Failure to serve amended responding document

(6) If a party on whom an amended pleading is served under subrule (4) (a) does not serve an amended responding pleading as provided in subrule (5),

(a) the pleading he or she filed in response to the original version of the primary pleading is deemed to be the pleading he or she filed in response to the amended pleading, and

(b) any new facts set out in the amended pleading are deemed to be outside the knowledge of the defendant.

Responding to amended pleading

(7) If an originating pleading is amended under this rule and served under subrule (4) (b) on a person who is not yet a party of record, the person has the same period for filing a responding pleading to that amended originating pleading as the party had to file a responding pleading to the original version of the originating pleading.

Amendment at trial

(8) Unless the court otherwise orders, if an amendment is granted during a trial or hearing, an order need not be taken out and the amended pleading need not be filed or served.

Rule 6‑2 — Change of Parties

Change of Party Status or Interest

Change of Parties

Adding, removing or substituting parties by order

… (7) At any stage of a proceeding, the court, on application by any person, may, subject to subrules (9) and (10),

(a) order that a person cease to be party if that person is not, or has ceased to be, a proper or necessary party,

(b) order that a person be added or substituted as a party if

(i) that person ought to have been joined as a party, or

(ii) that person’s participation in the proceeding is necessary to ensure that all matters in the proceeding may be effectually adjudicated on, and

(c) order that a person be added as a party if there may exist, between the person and any party to the proceeding, a question or issue relating to or connected with

(i) any relief claimed in the proceeding, or

(ii) the subject matter of the proceeding

that, in the opinion of the court, it would be just and convenient to determine as between the person and that party.

Also see Bedoret v.

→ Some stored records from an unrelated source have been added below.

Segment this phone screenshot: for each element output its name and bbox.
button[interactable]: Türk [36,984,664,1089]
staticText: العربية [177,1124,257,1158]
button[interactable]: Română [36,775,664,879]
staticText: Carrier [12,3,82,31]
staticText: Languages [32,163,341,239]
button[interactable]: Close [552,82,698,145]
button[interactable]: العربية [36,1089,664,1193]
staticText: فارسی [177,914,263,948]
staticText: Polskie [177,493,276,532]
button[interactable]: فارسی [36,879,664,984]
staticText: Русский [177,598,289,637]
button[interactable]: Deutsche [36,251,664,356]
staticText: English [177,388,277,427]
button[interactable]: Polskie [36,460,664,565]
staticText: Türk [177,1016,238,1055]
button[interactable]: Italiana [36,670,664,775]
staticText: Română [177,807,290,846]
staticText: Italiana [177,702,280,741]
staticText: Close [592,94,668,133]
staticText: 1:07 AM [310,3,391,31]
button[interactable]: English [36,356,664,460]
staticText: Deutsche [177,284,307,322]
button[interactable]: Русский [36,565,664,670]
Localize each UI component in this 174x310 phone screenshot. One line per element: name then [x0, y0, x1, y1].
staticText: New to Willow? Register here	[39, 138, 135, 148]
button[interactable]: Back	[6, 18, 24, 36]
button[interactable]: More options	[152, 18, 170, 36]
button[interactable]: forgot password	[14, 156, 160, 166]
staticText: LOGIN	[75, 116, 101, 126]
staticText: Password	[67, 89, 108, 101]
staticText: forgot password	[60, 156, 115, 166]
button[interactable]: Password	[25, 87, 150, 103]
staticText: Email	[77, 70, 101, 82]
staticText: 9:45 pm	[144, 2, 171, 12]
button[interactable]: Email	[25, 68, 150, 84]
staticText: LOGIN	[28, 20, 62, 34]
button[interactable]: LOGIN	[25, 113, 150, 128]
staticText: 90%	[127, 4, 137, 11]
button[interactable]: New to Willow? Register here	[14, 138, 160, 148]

Bandham, 2012 BCSC 1713:

In Weinlich v. Campbell, 2005 BCSC 1865 (CanLII), Madam Justice Martinson discusses the applicable legal principles the court must consider when adding a party to an action. First, she reviews the then applicable Rule 15(5)(a)(iii) of the Rules of Court, which is virtually the same as Supreme Court Civil Rule 6-2(7)(c). She also considers s, 4(1)(d) of the Limitation Act set out above. At paras. 43 and 44 Her Ladyship says:

[43]      Judicial discretion is fettered to the extent that it must be exercised judicially, in accordance with the evidence adduced and such guidelines as may appear from the authorities. The five factors to consider in determining whether to add a party pursuant to Rule 15(5)(a)(iii) are:

  1. the extent of the delay;
  2. the reason for the delay;
  3. any explanation put forward to account for the delay;
  4. the degree of prejudice caused by delay; and
  5. the extent of the connection, if any, between the existing claims and the proposed new cause of action.

[44]      In the absence of a clear evidentiary basis for doing so, no single factor is necessarily determinative or given overriding importance. No factor should be considered in isolation: Letvad; Teal Cedar Products (1977) Ltd. v. Dale Intermediaries Ltd. (1996), 1996 CanLII 3033 (BC CA), 19 B.C.L.R. (3d) 282, 46 C.P.C. (3d) 183, 71 B.C.A.C. 161 [Teal].

[45]      In McIntosh, the Court of Appeal made two important points. First, at para. 7., they confirmed the following statement of McKenzie J. from Honeywell v. Latimer et al. [1982] 1 W.W.R. 606 at 614 (B.C.S.C.):

…limitation defences must now be defeated whenever a claim against a person who would otherwise have had protection of the statute involves questions or issues connected with the relief sought in, or the subject matter of, an existing action brought within the limitation period against others, provided that joinder would be just and convenient. The only questions for the court are whether there is such a connection and whether joinder would in the circumstances, be just and convenient between the proposed parties.

[46]      Second, the Court confirmed that no explanation is required with respect to delay within the period available in a normal situation, the normal situation being the limitation period plus the one year period for service of the writ (paras. 7 – 8).